16:既生宜,何生亮。
  经年累月,薛宜发现自己被宴平章这个假想敌折腾的几乎成为一个变态。
  过去了这么多年,对于当时自己的做法,薛宜发自内心的觉得自己非常有当变态的潜质,用互联网上的一句话来说,她很阴湿,且只对宴平章阴湿,和中蛊了似的。
  两个月前,第一次到矿场这快地,薛宜就对这个案子信心满满。可以说,她想做矿场这个案子很大一部分原因是宴平章,为了打败宴平章,上年纪的爷爷奶奶不是说了么,战胜心魔的方法是直面心魔,薛宜觉得自己这个方法虽然迂回了些,但也算一种直面,更何况她这个案子的结构可比宴平章那个复杂的多。
  彼时宴平章的工作室还没在国内成立,他一直驻扎在英国,因为他博士是在伦敦大学念的。
  宴平章在英国做过一个与矿场结构类似的地陷工程,竣工后宴平章、y.zan这个工作室在伦敦建筑界一炮而红,自此一位来自东方的男士在西方建筑界声名大噪。
  从宴平章带着设计图去竞标、到政府官宣动工、最后的竣工,每一个环节薛宜都飞到现场去看过,学习过,亲眼见证这样一个具有划时代意义的庞然大物落成,那种心灵震撼,以及被碾压的挫败感远比输一场比赛更让人自卑。

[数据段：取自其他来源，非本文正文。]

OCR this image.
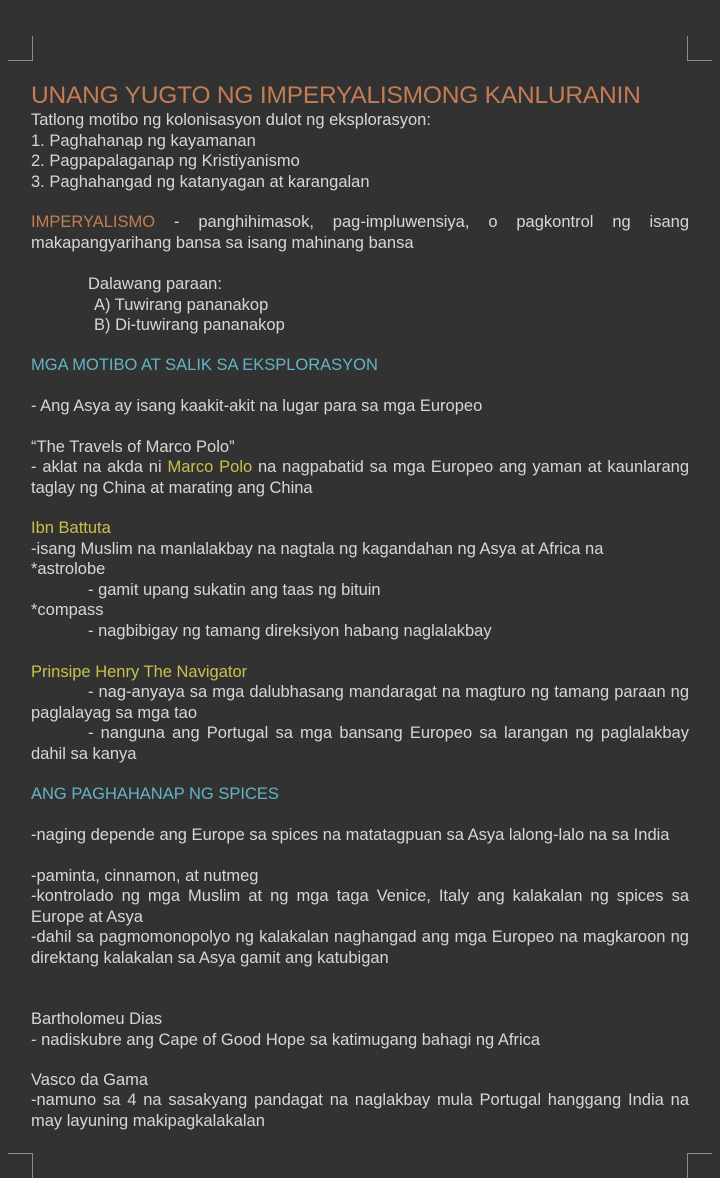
UNANG YUGTO NG IMPERYALISMONG KANLURANIN
Tatlong motibo ng kolonisasyon dulot ng eksplorasyon:
1. Paghahanap ng kayamanan
2. Pagpapalaganap ng Kristiyanismo
3. Paghahangad ng katanyagan at karangalan
IMPERYALISMO - panghihimasok, pag-impluwensiya, o pagkontrol ng isang makapangyarihang bansa sa isang mahinang bansa
Dalawang paraan:
A) Tuwirang pananakop
B) Di-tuwirang pananakop
MGA MOTIBO AT SALIK SA EKSPLORASYON
- Ang Asya ay isang kaakit-akit na lugar para sa mga Europeo
“The Travels of Marco Polo”
- aklat na akda ni Marco Polo na nagpabatid sa mga Europeo ang yaman at kaunlarang taglay ng China at marating ang China
Ibn Battuta
-isang Muslim na manlalakbay na nagtala ng kagandahan ng Asya at Africa na
*astrolobe
- gamit upang sukatin ang taas ng bituin
*compass
- nagbibigay ng tamang direksiyon habang naglalakbay
Prinsipe Henry The Navigator
- nag-anyaya sa mga dalubhasang mandaragat na magturo ng tamang paraan ng paglalayag sa mga tao
- nanguna ang Portugal sa mga bansang Europeo sa larangan ng paglalakbay dahil sa kanya
ANG PAGHAHANAP NG SPICES
-naging depende ang Europe sa spices na matatagpuan sa Asya lalong-lalo na sa India
-paminta, cinnamon, at nutmeg
-kontrolado ng mga Muslim at ng mga taga Venice, Italy ang kalakalan ng spices sa Europe at Asya
-dahil sa pagmomonopolyo ng kalakalan naghangad ang mga Europeo na magkaroon ng direktang kalakalan sa Asya gamit ang katubigan
Bartholomeu Dias
- nadiskubre ang Cape of Good Hope sa katimugang bahagi ng Africa
Vasco da Gama
-namuno sa 4 na sasakyang pandagat na naglakbay mula Portugal hanggang India na may layuning makipagkalakalan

  中央美术馆落成、象征着这个艺术综合体的彻底完工,薛宜戴着厚厚的围巾和羊毡帽,站在人群中,听着那些来自世界各地的记者用蹩脚的中文、英文访问祝贺宴平章,巧合的是宴平章穿着的还是那天被她骂‘滚’的西服,不过外面套了一件烟灰色的羊绒大衣。
  还没说几句,纷纷扬扬的雪花就落在了他的肩头,男人偏头神色不耐的掸去雪花的照片被有心记者拍摄了下来,连续霸榜了七个月的杂志头版。

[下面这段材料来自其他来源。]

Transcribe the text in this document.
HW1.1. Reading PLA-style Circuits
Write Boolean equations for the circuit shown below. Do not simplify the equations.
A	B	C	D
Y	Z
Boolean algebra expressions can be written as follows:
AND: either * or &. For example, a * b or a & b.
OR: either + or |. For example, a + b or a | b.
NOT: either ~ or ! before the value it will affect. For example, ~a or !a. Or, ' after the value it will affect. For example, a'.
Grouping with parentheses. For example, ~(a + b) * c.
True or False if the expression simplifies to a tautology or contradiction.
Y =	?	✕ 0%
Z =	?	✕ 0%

  可惜、薛宜没心情欣赏这场景,她甚至变态的觉得自己是那片被掸去的雪花,女生落荒而逃前最后的记忆是二人的视线在空气中直直的撞上了。
  原本她是要低头的,但意识到自己用围巾围着脸,薛宜硬生生的忍住了低头的欲望,就那么隔着人海同春风得意的男人遥遥相望。
  薛宜跑路的契机是,一直冰块死人脸的男人,和她对视了约十五秒后,突然偏头勾了个笑脸,肩膀笑的一抖一抖的。
  【他认出来了!他在嘲笑我!他得意死了!】
  瞬间女生就破防了,背着书包拨开挤的水泄不通的人群,薛宜红着眼睛越跑越快,当时的薛宜耳朵里只有呼呼的风声和隐隐约约的不知是她幻听还是确有其人的呼喊声。
  ‘薛宜、薛宜。’
  直到出租车送她到了机场,女生还在恍惚中无法自拔,五年前是、五年后亦然。